As it is Women’s History Month we’re looking at how women’s history is represented in different media. Here, our very own Lauren Johnson discusses why she didn’t include a chapter about women in her latest book…
Before I started writing my latest book (So Great a Prince: England and the Accession of Henry VIII, out now, sorry, getting the plug out the way early) I made one big decision: it would not include a chapter dedicated to women.
This isn’t because I don’t think women deserve a chapter all to themselves – women deserve all the chapters. A chapter for every one, as far as I’m concerned. I bloody love historical women. I’ve been trying to fill the gender gaps in my knowledge of the past since I was a kid, and not always with the greatest of ease. At university I was met with mild bewilderment every time – at least once a term – I asked to do a paper on women’s or gender history as part of my period of study. One tutor was so startled at the prospect of teaching me about medieval women that he grasped about for a couple of female mystics and left it at that. Not tremendously representative of general experience, it must be said.
No, the reason I denied women this chapter is because it is my firm belief that:
History should – must – always did – involve both men and women.
Women deserve more than being relegated to a sparse twenty pages, in which all of them – from migrant apprentices to pawn princesses – are lumped together as a single entity. No queen in history would have considered herself comparable to a washerwoman. Female CEOs today still probably have more in common with other managers than they do with their cleaners. Obviously there are biological facts that remain common, but the experience of periods, childbirth and pregnancy would have varied enormously depending on a woman’s class and status.
Instead, I set out very deliberately to use female examples of general historical experiences. Looking for a middle class parent? Clear off John Middleton, I’ll use your wife Alice instead. Want someone who trained apprentices and kept servants? Hello Thomasine Percyvale (nee Bonaventure – she demanded attention for that brilliant name alone). In this age of burgeoning new learning and ‘heresy’, yes I will pay you attention, Joan Warde.

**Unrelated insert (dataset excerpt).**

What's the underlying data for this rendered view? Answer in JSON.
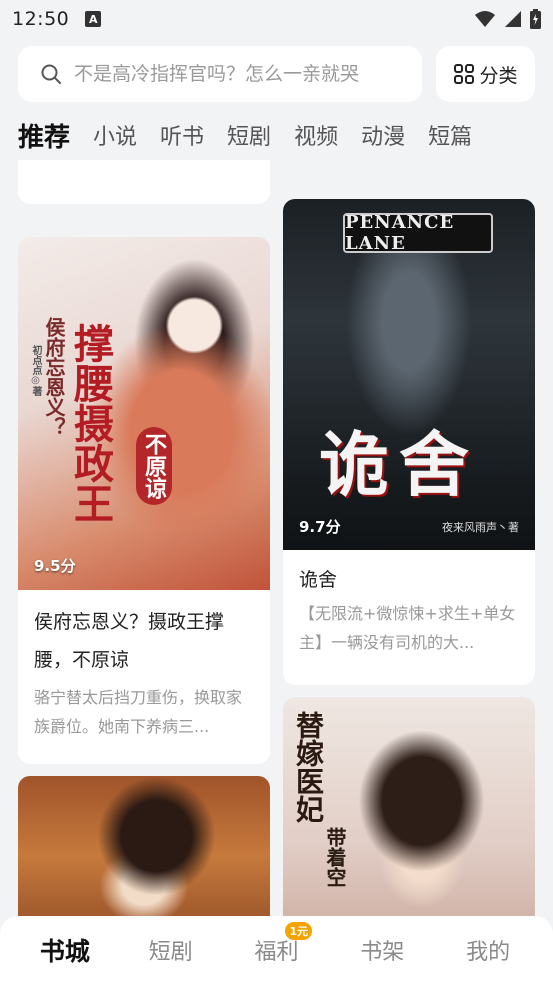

I won’t lie, this made my life harder. Women’s identities are obscured in historical sources at the best of times and the late medieval period is far from the best (although it’s a lot easier than the early Middle Ages, so that’s a boon). Chronicles occasionally mention a queen or heretic but they were written by men about prominent public figures and so largely concern themselves with other men. Guild archives refer to women but often just as ‘so and so’s wife’. Married women could only write wills with their husband’s permission and many working class men and women were still dying intestate. Legal records brim with female criminals or those fighting for their rights, but these women pop into existence for the duration of the case and then promptly disappear again (and that’s if enough of the case survives to fully work out what was going on). Religious theory? Medical texts? Decidedly problematic.

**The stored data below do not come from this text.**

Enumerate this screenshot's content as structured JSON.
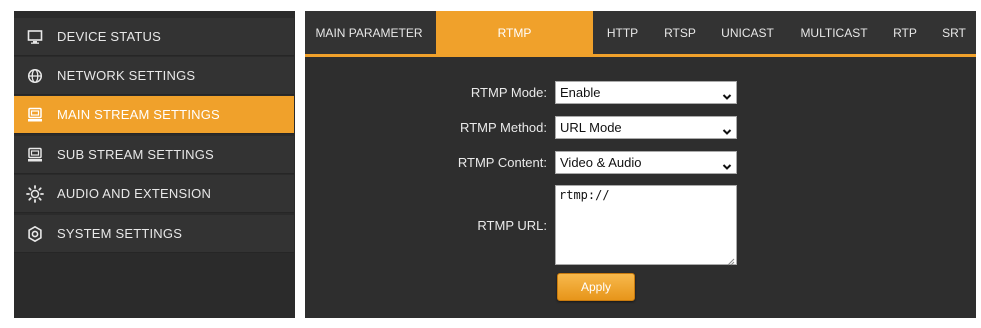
{
  "sidebar": {
    "items": [
      {
        "label": "DEVICE STATUS",
        "icon": "monitor-icon"
      },
      {
        "label": "NETWORK SETTINGS",
        "icon": "globe-icon"
      },
      {
        "label": "MAIN STREAM SETTINGS",
        "icon": "stream-icon",
        "active": true
      },
      {
        "label": "SUB STREAM SETTINGS",
        "icon": "stream-icon"
      },
      {
        "label": "AUDIO AND EXTENSION",
        "icon": "audio-extension-icon"
      },
      {
        "label": "SYSTEM SETTINGS",
        "icon": "gear-icon"
      }
    ]
  },
  "tabs": [
    {
      "label": "MAIN PARAMETER"
    },
    {
      "label": "RTMP",
      "active": true
    },
    {
      "label": "HTTP"
    },
    {
      "label": "RTSP"
    },
    {
      "label": "UNICAST"
    },
    {
      "label": "MULTICAST"
    },
    {
      "label": "RTP"
    },
    {
      "label": "SRT"
    }
  ],
  "form": {
    "rtmp_mode": {
      "label": "RTMP Mode:",
      "value": "Enable"
    },
    "rtmp_method": {
      "label": "RTMP Method:",
      "value": "URL Mode"
    },
    "rtmp_content": {
      "label": "RTMP Content:",
      "value": "Video & Audio"
    },
    "rtmp_url": {
      "label": "RTMP URL:",
      "value": "rtmp://"
    },
    "apply_label": "Apply"
  },
  "colors": {
    "accent": "#f0a12b",
    "panel": "#2e2e2e",
    "sidebar_item": "#333333"
  }
}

After all this effort meticulously researching, carefully selecting and then writing my women into the wider narrative, it was with some dismay that I read the proofs of my index and found it’s full of bloody men! Flicking back through the book, my anxieties were slightly allayed. A number of women pop up alongside men, but are not indexed due to the brevity of their appearance. And the index entry for old Thomasine lists almost a dozen appearances. (As a wealthy widowed tailor who left a will, she provided me with an enormous amount of anecdotal detail – I even know her horse’s saddle was made of blue velvet.)

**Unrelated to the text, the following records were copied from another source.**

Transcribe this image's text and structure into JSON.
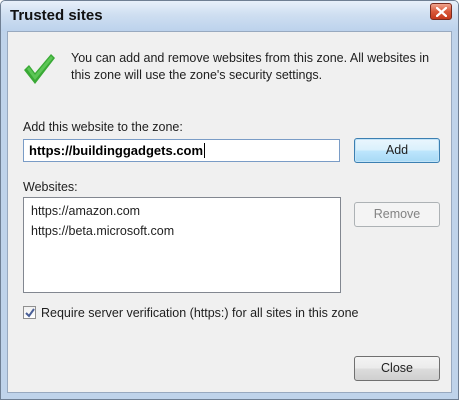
{
  "window": {
    "title": "Trusted sites"
  },
  "info_text": "You can add and remove websites from this zone. All websites in this zone will use the zone's security settings.",
  "add_section": {
    "label": "Add this website to the zone:",
    "input_value": "https://buildinggadgets.com",
    "add_button": "Add"
  },
  "websites": {
    "label": "Websites:",
    "items": [
      "https://amazon.com",
      "https://beta.microsoft.com"
    ],
    "remove_button": "Remove"
  },
  "require_verification": {
    "checked": true,
    "label": "Require server verification (https:) for all sites in this zone"
  },
  "close_button": "Close",
  "colors": {
    "check_icon": "#39a935",
    "default_button_border": "#3c7fb1",
    "close_x_button": "#c5391c"
  },
  "icons": {
    "status": "checkmark-icon",
    "window_close": "close-icon",
    "checkbox": "checkmark-icon"
  }
}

The relative sparsity of female figures in the final book – they make up less than half the total characters who appear – does not make me regret the approach I took. Without the often engrossing, occasionally frustrating, effort taken to dig out these women, I would have had an easier time but a much less rounded book. I also, whether I fail or (hopefully) succeed, feel it is my duty to try and find these women. Not because I am a woman or a feminist or because I personally find women’s stories fascinating – although all of these things are true – but because I’m a historian. History has always involved both men and women. If we only tell the story of one half of the population, we are missing a huge part of the picture. Let’s not just write women’s history in single chapters or consign it to the ‘women’s history’ corner of the bookshop. Let’s tell it in all our history books.
Let’s make all our stories History.
This piece was originally posted at Lauren’s blog on International Women’s Day 2016.